TheSkyentist
commented
3 months ago We detect sources with direct imaging combined across all direct filters. Therefore, our detectability is related to the total direct exposure time.
We want to extract sources such that we obtain some minimum SNR in the grism. Therefore this is based on the maximum exposure time in a given filter for grism observations.
I am attempting to target a median continuum SNR of 2 for extractions.
In general, this relationship is linear (i.e. we spend as much time in the direct imaging as we do in the maximum grism).
Given the variety in the exposure times, background levels, exposure patterns in the grism, I don't pursue an approach where I decide the magnitude limit based purely on the exposure time of the grism.
Therefore, I do it from the imaging itself. Since the imaging and grism times almost always track, it should be a constant magnitude offset between the detection limit of the photometry, and that of the grism (with an extra term related to the relative exposure times).
Here is an example field: leo-06. Here is the histogram of detected sources:
Looks like we'd expect, power law distributed with a turnover.
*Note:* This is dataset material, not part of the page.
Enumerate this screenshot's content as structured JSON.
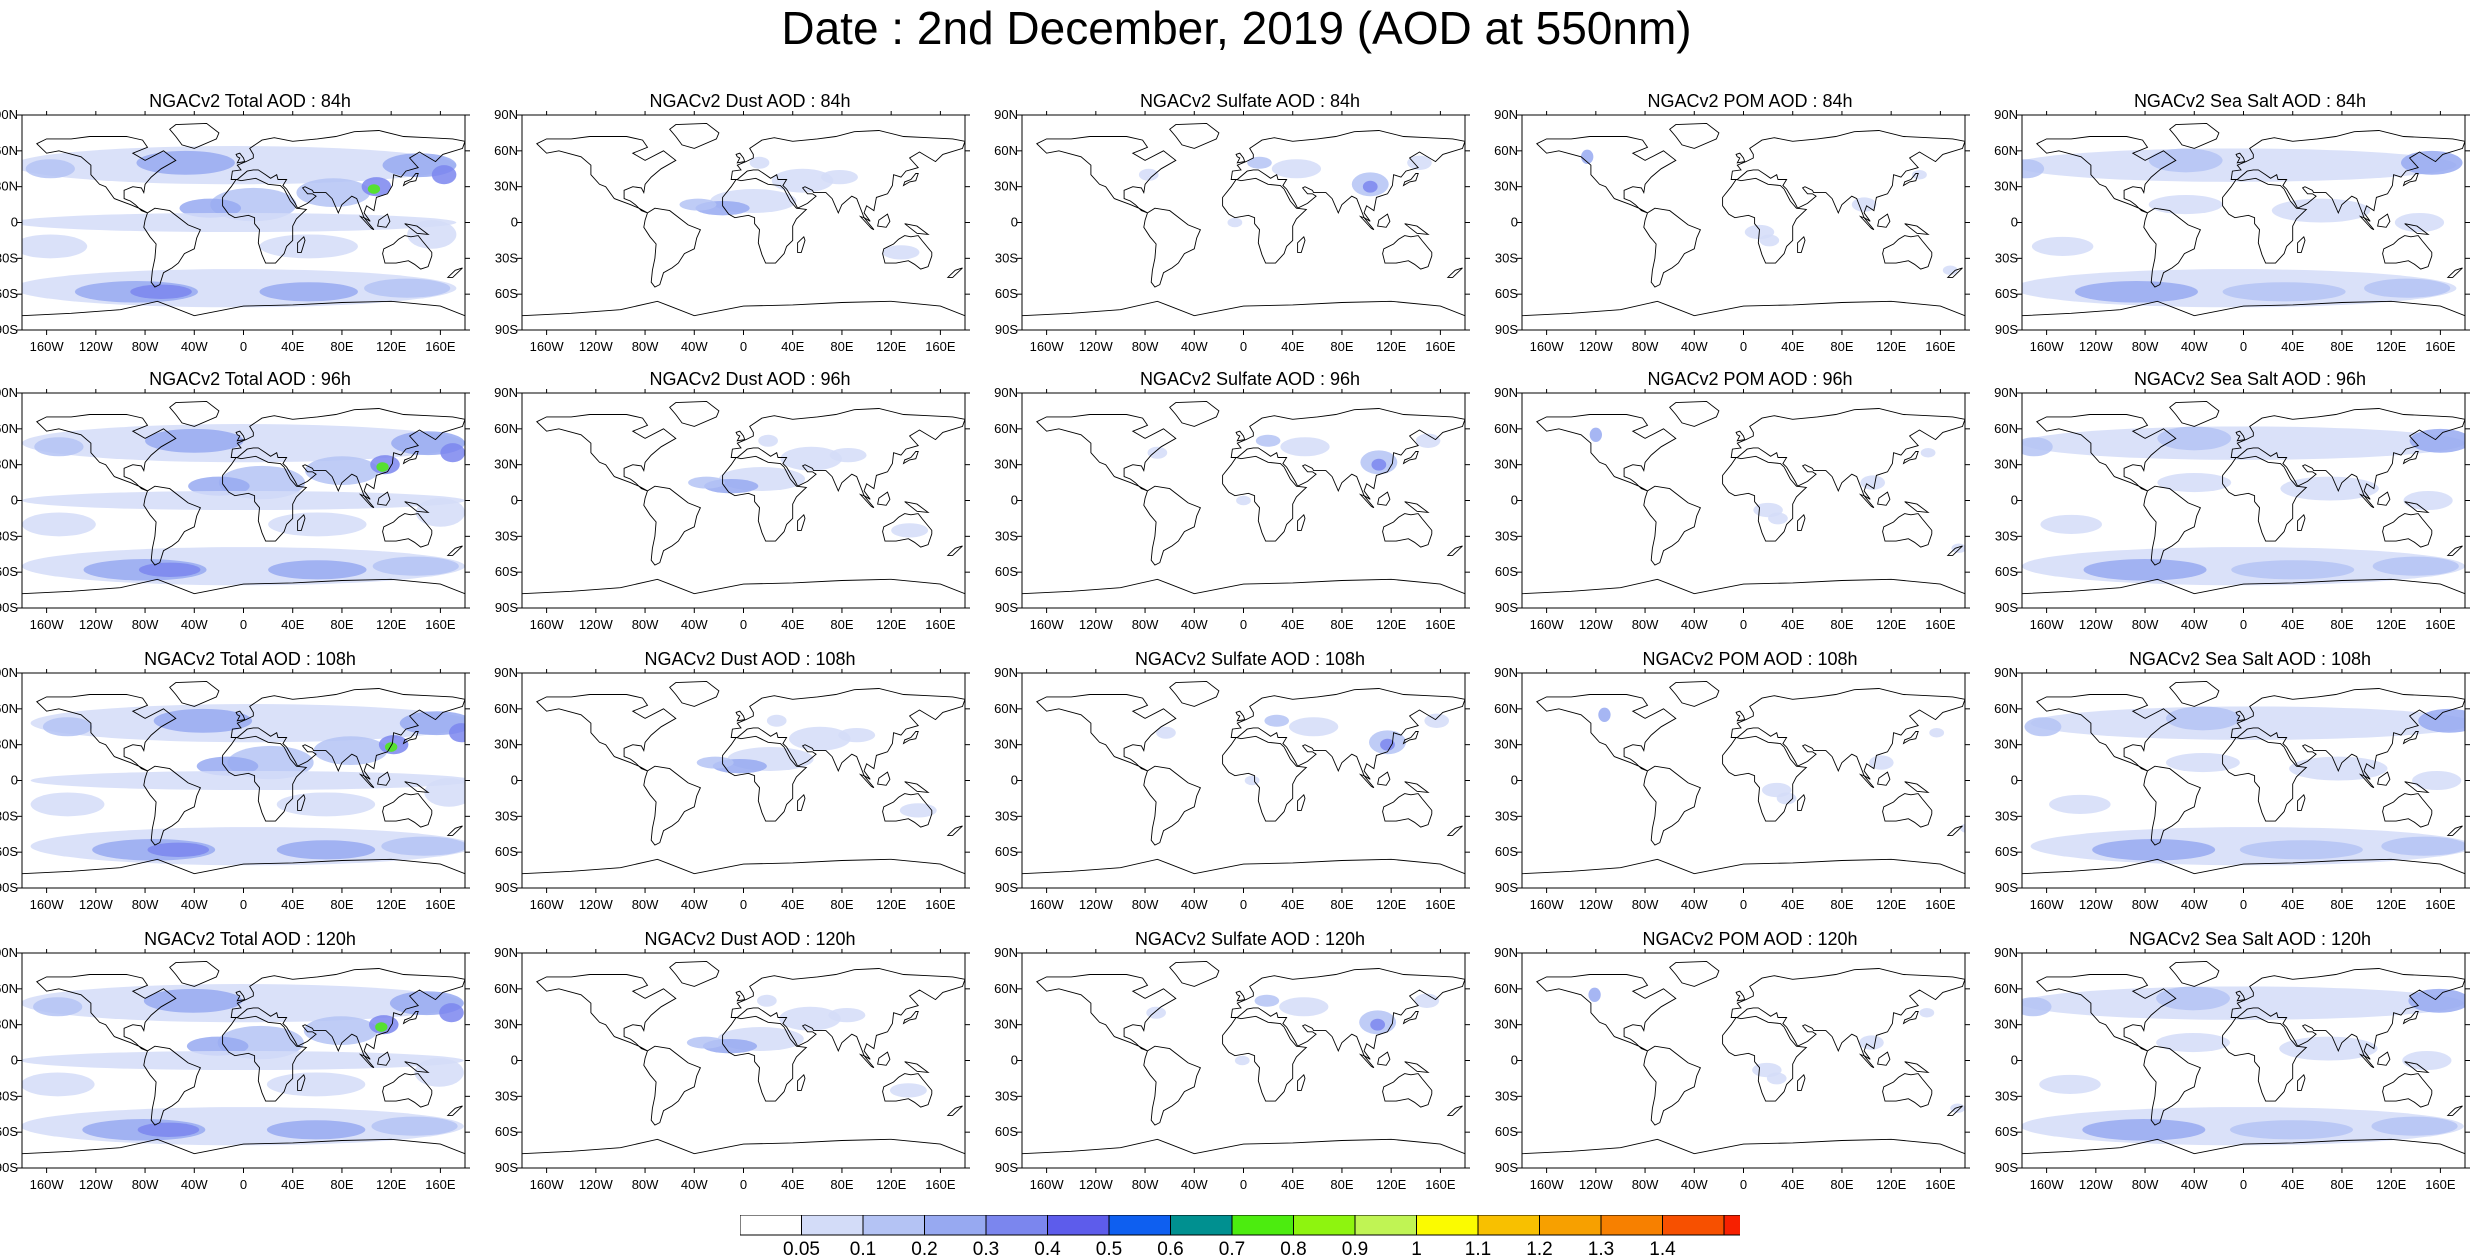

I'm not getting too fancy here, just using KDE to find the mode of the distribution (marked in red). as the "direct imaging depth".
I then model and extract all the way down to 31st magnitude, much fainter than you would ever do in this case, since leo-06 has equal time in imaging as it does in the grism.
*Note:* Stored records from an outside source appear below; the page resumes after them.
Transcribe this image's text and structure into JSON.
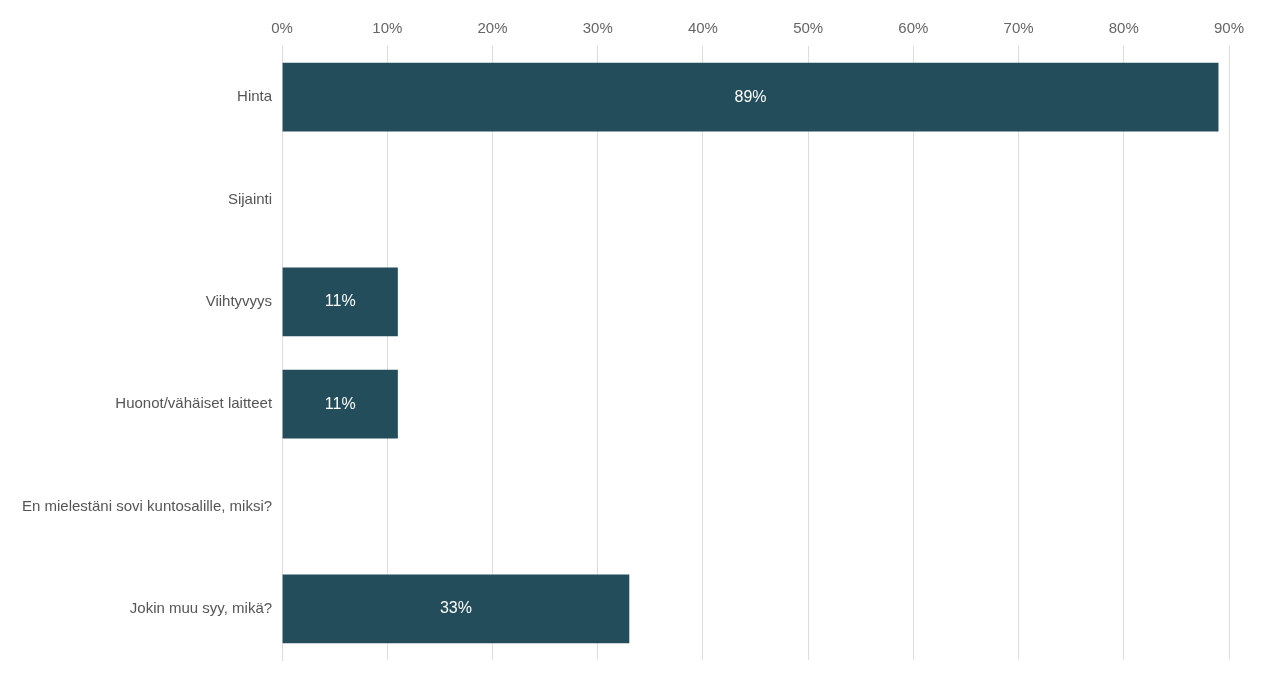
{
  "chart_data": {
    "type": "bar",
    "orientation": "horizontal",
    "categories": [
      "Hinta",
      "Sijainti",
      "Viihtyvyys",
      "Huonot/vähäiset laitteet",
      "En mielestäni sovi kuntosalille, miksi?",
      "Jokin muu syy, mikä?"
    ],
    "values": [
      89,
      0,
      11,
      11,
      0,
      33
    ],
    "value_labels": [
      "89%",
      null,
      "11%",
      "11%",
      null,
      "33%"
    ],
    "color": "#234d5a",
    "xlim": [
      0,
      90
    ],
    "xticks": [
      {
        "value": 0,
        "label": "0%"
      },
      {
        "value": 10,
        "label": "10%"
      },
      {
        "value": 20,
        "label": "20%"
      },
      {
        "value": 30,
        "label": "30%"
      },
      {
        "value": 40,
        "label": "40%"
      },
      {
        "value": 50,
        "label": "50%"
      },
      {
        "value": 60,
        "label": "60%"
      },
      {
        "value": 70,
        "label": "70%"
      },
      {
        "value": 80,
        "label": "80%"
      },
      {
        "value": 90,
        "label": "90%"
      }
    ],
    "grid": "x",
    "legend": false
  }
}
I compare the median pixel SNR in the 1D optimal extractions to the source magnitude:
As expected, the median SNR goes down with fainter sources. I plot the modal magnitude we computed before in red, along with a black line depicting SNR~2.
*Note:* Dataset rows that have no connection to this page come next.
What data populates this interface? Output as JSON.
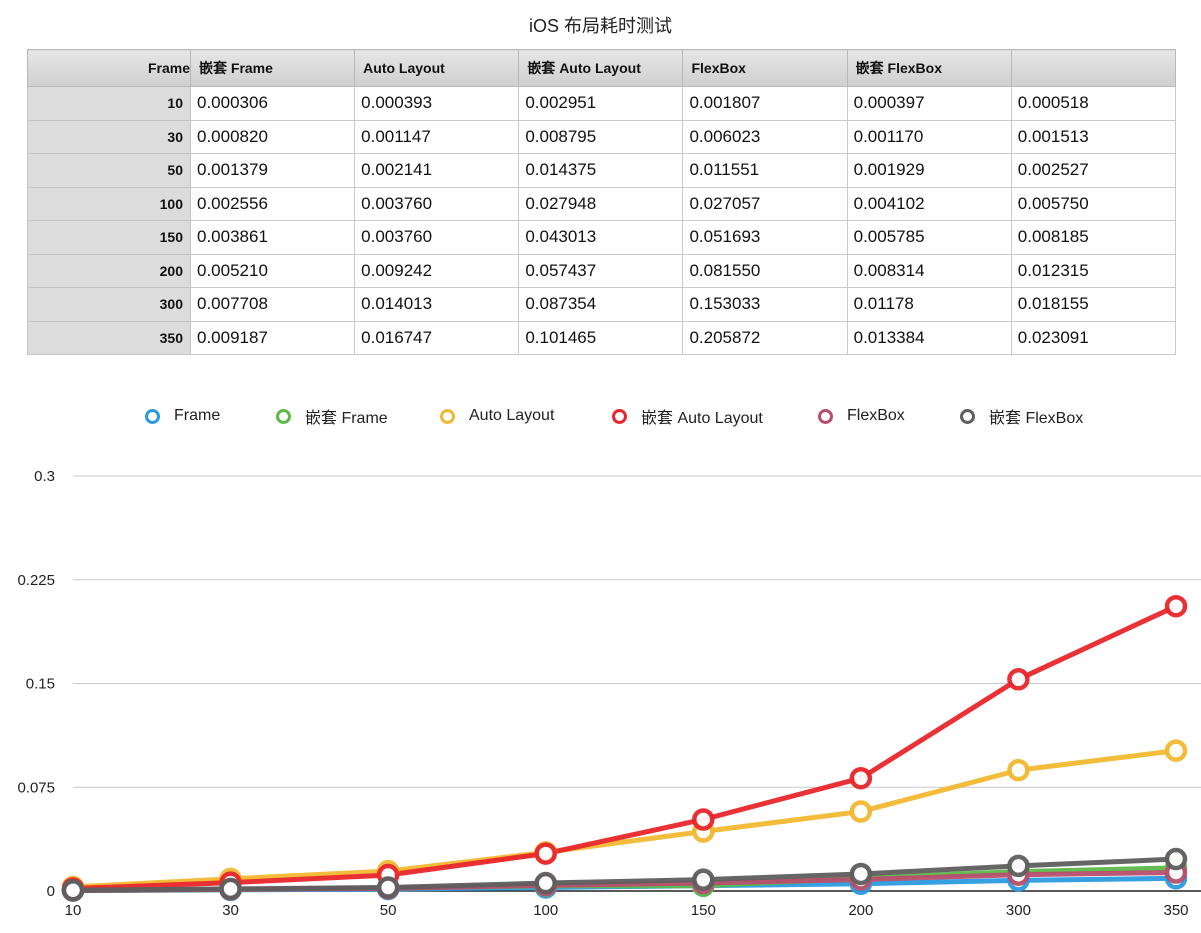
{
  "title": "iOS 布局耗时测试",
  "table": {
    "columns": [
      "Frame",
      "嵌套 Frame",
      "Auto Layout",
      "嵌套 Auto Layout",
      "FlexBox",
      "嵌套 FlexBox"
    ],
    "rows": [
      {
        "label": "10",
        "values": [
          "0.000306",
          "0.000393",
          "0.002951",
          "0.001807",
          "0.000397",
          "0.000518"
        ]
      },
      {
        "label": "30",
        "values": [
          "0.000820",
          "0.001147",
          "0.008795",
          "0.006023",
          "0.001170",
          "0.001513"
        ]
      },
      {
        "label": "50",
        "values": [
          "0.001379",
          "0.002141",
          "0.014375",
          "0.011551",
          "0.001929",
          "0.002527"
        ]
      },
      {
        "label": "100",
        "values": [
          "0.002556",
          "0.003760",
          "0.027948",
          "0.027057",
          "0.004102",
          "0.005750"
        ]
      },
      {
        "label": "150",
        "values": [
          "0.003861",
          "0.003760",
          "0.043013",
          "0.051693",
          "0.005785",
          "0.008185"
        ]
      },
      {
        "label": "200",
        "values": [
          "0.005210",
          "0.009242",
          "0.057437",
          "0.081550",
          "0.008314",
          "0.012315"
        ]
      },
      {
        "label": "300",
        "values": [
          "0.007708",
          "0.014013",
          "0.087354",
          "0.153033",
          "0.01178",
          "0.018155"
        ]
      },
      {
        "label": "350",
        "values": [
          "0.009187",
          "0.016747",
          "0.101465",
          "0.205872",
          "0.013384",
          "0.023091"
        ]
      }
    ]
  },
  "chart_data": {
    "type": "line",
    "title": "iOS 布局耗时测试",
    "xlabel": "",
    "ylabel": "",
    "categories": [
      "10",
      "30",
      "50",
      "100",
      "150",
      "200",
      "300",
      "350"
    ],
    "ylim": [
      0,
      0.3
    ],
    "yticks": [
      "0",
      "0.075",
      "0.15",
      "0.225",
      "0.3"
    ],
    "grid": true,
    "legend_position": "top",
    "series": [
      {
        "name": "Frame",
        "color": "#2a9be0",
        "values": [
          0.000306,
          0.00082,
          0.001379,
          0.002556,
          0.003861,
          0.00521,
          0.007708,
          0.009187
        ]
      },
      {
        "name": "嵌套 Frame",
        "color": "#5cb94a",
        "values": [
          0.000393,
          0.001147,
          0.002141,
          0.00376,
          0.00376,
          0.009242,
          0.014013,
          0.016747
        ]
      },
      {
        "name": "Auto Layout",
        "color": "#f2b830",
        "values": [
          0.002951,
          0.008795,
          0.014375,
          0.027948,
          0.043013,
          0.057437,
          0.087354,
          0.101465
        ]
      },
      {
        "name": "嵌套 Auto Layout",
        "color": "#e8262b",
        "values": [
          0.001807,
          0.006023,
          0.011551,
          0.027057,
          0.051693,
          0.08155,
          0.153033,
          0.205872
        ]
      },
      {
        "name": "FlexBox",
        "color": "#b84e6e",
        "values": [
          0.000397,
          0.00117,
          0.001929,
          0.004102,
          0.005785,
          0.008314,
          0.01178,
          0.013384
        ]
      },
      {
        "name": "嵌套 FlexBox",
        "color": "#5e5e5e",
        "values": [
          0.000518,
          0.001513,
          0.002527,
          0.00575,
          0.008185,
          0.012315,
          0.018155,
          0.023091
        ]
      }
    ]
  }
}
In general, it seems like targetting 1.5 mag brighter than the catalog depth captures the bulk of the SNR~2 population.
Therefore, I am now adopting the following prescription for determining extraction depths:
Estimate the peak of the photometric distribution (m_0) (roughly the catalog depth). Calculate the extra factor to appropriate scale the limit with the relative exposure time between direct imaging and the grism: m_offset = 2.5log10(sqrt(t_grism/t_direct)). Where t_direct is the total direct exposure time and t_grism is the maximum grism exposure time between the different filters. Model contamination down to m_0 + m_offset - 1.5. Refine the slopes down to m_0 + m_offset - 3.5 Extract down to m_0 + m_offset - 1.5
How can we use exposure times and/or weight/depth maps to calibrate contamination modeling/extraction/redshift fitting magnitude depths?